Role of the membrane in the formation of heme degradation products in red blood cells

Abstract

Aims Red blood cells (RBCs) have an extensive antioxidant system designed to eliminate the formation of reactive oxygen species (ROS). Nevertheless, RBC oxidant stress has been demonstrated by the formation of a fluorescent heme degradation product (excitation (ex) 321 nm, emission (em) 465 nm) both in vitro and in vivo. We investigated the possibility that the observed heme degradation results from ROS generated on the membrane surface that are relatively inaccessible to the cellular antioxidants. Main methods Membrane and cytosol were separated by centrifugation and the fluorescence intensity and emission maximum were measured. The effect on the maximum emission of adding oxidized and reduced hemoglobin to the fluorescent product formed when hemin is degraded by hydrogen peroxide (H 2O 2) was studied.
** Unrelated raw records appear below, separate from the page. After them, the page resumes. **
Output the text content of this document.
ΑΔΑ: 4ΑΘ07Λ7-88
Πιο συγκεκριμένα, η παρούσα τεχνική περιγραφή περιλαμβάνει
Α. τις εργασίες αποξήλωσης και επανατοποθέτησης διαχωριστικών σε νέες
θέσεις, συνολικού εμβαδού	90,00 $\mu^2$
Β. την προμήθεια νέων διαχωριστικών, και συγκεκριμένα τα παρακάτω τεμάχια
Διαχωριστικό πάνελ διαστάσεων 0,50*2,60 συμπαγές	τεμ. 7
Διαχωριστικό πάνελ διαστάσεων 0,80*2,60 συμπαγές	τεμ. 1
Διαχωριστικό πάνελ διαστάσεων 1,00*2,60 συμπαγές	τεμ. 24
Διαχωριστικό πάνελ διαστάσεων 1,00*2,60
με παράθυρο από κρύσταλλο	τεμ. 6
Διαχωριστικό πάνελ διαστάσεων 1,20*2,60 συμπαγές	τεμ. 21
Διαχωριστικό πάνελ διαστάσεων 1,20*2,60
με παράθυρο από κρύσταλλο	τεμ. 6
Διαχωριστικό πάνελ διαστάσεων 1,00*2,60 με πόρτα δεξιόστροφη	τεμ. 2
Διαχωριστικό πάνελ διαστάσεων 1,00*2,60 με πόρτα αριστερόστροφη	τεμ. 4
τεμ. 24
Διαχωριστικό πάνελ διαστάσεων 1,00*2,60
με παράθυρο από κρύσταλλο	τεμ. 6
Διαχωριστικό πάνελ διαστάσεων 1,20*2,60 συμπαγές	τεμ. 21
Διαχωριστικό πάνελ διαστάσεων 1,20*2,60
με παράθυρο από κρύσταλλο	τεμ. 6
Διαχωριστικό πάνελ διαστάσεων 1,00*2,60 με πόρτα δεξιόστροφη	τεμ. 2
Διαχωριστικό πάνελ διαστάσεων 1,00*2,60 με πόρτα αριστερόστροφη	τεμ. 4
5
Key findings 90% of the fluorescent heme degradation products in hemolysates are found on the membrane. Furthermore, these products are not transferred from the cytosol to the membrane and must, therefore, be formed on the membrane. We also showed that the elevated level of heme degradation in HbCC cells that is attributed to increased oxidative stress was found on the membrane. Significance These results suggest that, although ROS generated in the cytosol are neutralized by antioxidant enzymes, H 2O 2 generated by the membrane bound hemoglobin is not accessible to the cytosolic antioxidants and reacts to generate fluorescent heme degradation products. The formation of H 2O 2 on the membrane surface can explain the release of ROS from the RBC to other tissues and ROS damage to the membrane that can alter red cell function and lead to the removal of RBCs from circulation by macrophages.